Ein alter Mann wird in einem Hotel von einem bis dahin völlig unbescholtenen Mann, Fabrizio Collini, erschossen. Der gerade vom Studium entlassene Rechtsanwalt Caspar Leinen übernimmt die Pflichtverteidigung und muss feststellen, dass der Ermordete der Großvater seines Freundes aus Kindheitstagen ist, den und dessen Familie er sehr gut kennt. Nichtsdestotrotz behält er nach ersten Zweifeln die Verteidigung seines Mandanten und macht sich auf die Suche nach dem Motiv des Täters, da dieser dazu beharrlich schweigt.

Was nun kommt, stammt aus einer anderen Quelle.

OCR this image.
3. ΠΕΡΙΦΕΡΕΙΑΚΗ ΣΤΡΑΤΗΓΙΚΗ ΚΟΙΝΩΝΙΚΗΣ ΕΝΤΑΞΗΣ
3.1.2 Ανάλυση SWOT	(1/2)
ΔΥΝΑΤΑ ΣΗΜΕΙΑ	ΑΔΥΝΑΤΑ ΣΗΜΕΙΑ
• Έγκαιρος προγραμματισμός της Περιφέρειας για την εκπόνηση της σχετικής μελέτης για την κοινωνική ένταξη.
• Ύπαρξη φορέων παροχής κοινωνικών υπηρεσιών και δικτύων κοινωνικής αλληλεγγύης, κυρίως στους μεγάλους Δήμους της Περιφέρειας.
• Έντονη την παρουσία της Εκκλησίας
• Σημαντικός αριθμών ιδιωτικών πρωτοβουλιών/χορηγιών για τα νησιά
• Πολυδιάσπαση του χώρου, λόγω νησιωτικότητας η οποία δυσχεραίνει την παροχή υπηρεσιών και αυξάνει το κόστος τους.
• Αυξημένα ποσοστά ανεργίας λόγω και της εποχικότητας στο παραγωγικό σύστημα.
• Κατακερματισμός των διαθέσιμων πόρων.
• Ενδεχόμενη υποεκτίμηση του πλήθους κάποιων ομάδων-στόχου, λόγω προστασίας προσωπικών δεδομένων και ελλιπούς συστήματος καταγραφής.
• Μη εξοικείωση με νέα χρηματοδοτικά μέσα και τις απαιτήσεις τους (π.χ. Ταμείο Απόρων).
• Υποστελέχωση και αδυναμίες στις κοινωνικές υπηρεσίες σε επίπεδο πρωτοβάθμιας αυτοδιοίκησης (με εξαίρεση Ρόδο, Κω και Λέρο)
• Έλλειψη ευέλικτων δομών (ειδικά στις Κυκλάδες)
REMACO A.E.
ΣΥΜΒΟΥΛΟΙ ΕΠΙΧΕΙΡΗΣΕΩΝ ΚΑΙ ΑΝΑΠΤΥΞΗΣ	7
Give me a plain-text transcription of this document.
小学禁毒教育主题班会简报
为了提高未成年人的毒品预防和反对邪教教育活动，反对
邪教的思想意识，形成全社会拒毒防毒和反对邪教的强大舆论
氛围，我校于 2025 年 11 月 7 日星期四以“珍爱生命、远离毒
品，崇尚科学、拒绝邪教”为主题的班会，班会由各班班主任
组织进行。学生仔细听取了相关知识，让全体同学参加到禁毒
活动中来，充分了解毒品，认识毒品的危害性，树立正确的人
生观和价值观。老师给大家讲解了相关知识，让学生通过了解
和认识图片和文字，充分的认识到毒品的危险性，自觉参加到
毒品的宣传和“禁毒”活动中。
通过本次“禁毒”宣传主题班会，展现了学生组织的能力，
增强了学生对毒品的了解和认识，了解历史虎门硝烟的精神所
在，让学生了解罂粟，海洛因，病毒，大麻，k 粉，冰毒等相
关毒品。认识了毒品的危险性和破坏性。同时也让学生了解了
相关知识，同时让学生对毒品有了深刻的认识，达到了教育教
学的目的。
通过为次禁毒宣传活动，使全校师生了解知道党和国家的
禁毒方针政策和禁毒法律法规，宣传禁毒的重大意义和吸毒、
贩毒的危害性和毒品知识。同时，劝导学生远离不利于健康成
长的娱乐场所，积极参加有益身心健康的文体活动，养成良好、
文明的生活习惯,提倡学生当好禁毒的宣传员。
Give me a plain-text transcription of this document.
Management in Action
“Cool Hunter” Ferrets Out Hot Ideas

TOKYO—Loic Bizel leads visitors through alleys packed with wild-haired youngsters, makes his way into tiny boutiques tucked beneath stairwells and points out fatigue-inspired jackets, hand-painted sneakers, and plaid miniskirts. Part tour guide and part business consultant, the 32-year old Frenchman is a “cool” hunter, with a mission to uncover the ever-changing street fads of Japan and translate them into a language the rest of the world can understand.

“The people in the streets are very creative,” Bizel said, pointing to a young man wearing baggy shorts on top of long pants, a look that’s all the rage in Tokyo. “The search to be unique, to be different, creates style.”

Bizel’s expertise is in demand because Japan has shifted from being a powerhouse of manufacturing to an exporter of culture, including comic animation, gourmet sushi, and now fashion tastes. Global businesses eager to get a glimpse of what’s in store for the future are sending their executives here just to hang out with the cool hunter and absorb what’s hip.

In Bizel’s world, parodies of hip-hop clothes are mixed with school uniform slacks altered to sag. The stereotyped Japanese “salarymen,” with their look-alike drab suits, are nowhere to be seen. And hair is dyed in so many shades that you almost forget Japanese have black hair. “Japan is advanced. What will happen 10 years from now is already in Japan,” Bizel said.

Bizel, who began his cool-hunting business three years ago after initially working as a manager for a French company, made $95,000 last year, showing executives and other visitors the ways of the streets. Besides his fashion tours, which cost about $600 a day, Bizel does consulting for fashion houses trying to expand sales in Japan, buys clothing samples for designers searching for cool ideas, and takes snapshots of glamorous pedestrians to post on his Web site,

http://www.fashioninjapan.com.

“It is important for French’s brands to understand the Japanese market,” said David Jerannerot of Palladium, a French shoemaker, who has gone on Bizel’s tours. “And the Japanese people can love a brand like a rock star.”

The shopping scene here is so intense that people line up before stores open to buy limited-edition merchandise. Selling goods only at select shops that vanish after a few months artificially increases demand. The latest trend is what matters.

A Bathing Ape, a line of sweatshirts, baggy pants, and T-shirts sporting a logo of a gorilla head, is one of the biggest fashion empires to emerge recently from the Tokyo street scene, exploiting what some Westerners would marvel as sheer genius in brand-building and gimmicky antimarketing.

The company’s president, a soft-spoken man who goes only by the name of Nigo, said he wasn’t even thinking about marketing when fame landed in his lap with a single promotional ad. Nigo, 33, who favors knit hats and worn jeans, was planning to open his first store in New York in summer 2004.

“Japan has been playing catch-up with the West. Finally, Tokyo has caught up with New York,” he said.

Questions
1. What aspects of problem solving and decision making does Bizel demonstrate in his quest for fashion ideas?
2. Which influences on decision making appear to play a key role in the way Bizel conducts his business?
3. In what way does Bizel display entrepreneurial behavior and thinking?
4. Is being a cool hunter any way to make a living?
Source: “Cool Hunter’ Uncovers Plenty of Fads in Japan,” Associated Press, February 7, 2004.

Rezension – Show, don’t tell

Krimis sind nicht so mein Ding, zugegebenermaßen. Weder als Film, wo allzu deutliche Bilder krimineller Taten mir das Zuschauen verderben, und auch nicht als Buch, wo man liest und liest (und dann auch mal zu schnell und zu oberflächlich liest), damit man endlich, endlich an die Stelle kommt, an der man erfährt, wer der Täter ist.

 

Bei Ferdinand von Schirach’s „Der Fall Collini“ kommt der Suche nach dem Täter die Suche nach dem Motiv des Täters gleich, denn der Täter selbst steht von Anfang an fest. Der Mord geschieht im ersten Kapitel, der Täter wird sofort und zweifelsohne überführt, der aber zum Warum seiner Tat schweigt.

  

So ist einiges beschrieben (mitsamt einer detailgenauen Obduktion, die ich geflissentlich überblätterte), aber nicht so viel passiert, bis es bei Verteidiger Caspar Leinen klick macht und er der Sache auf die Spur kommt, und zwar auf Seite 117 von nur 193 Seiten der Geschichte.

 

Das liest sich alles wirklich gut und unterhaltsam bis dahin, der Hauptdarsteller allerdings ist nicht Fabrizio Collini, sondern Caspar Leinen, dieser ist sympathisch dargestellt und hat mit einem älteren erfahrenen Anwalt auch einen passenden Gegenspieler in der Nebenklage - über den Mann allerdings, der dem Roman den Namen gibt – Collini - erfährt man bis dahin so gut wie gar nichts.

  

Es ist somit auch nicht die Tat des Fabrizio Collini als vielmehr der Fall vor dem juristisch-geschichtlichen Hintergrund, den Ferdinand von Schirach interessiert (hier im Interview) – es geht um die nahezu unbeachtete Einführung eines Gesetzes im Jahre 1968 – dem Einführungsgesetz zum Gesetz über Ordnungswidrigkeiten, EGOWiG, das u. a. auch Morde aus Nazizeiten verjähren ließ und zur Folge hatte, das unzählige laufende Verfahren gegen Nazigräueltaten eingestellt wurden. 

  

Ferdinand von Schirach beobachtet, beschreibt, berichtet, wie auch im Erzählband "Strafe"  bleibt das Darlegen des Psychologischen oder des Inneren der Handelnden weitestgehend außen vor. Obwohl mir dieser Schreibstil mehr als gefällt, ist er mir hier einen Ticken zu reduziert – da ist zu wenig, was be-rührt, um mich ganz bei den Figuren und der Geschichte wiederzufinden – ich lese und lese, ja, ich bin interessiert, ja, ich bin dabei, und bin dann irgendwann irgendwie fertig. Mehr nicht.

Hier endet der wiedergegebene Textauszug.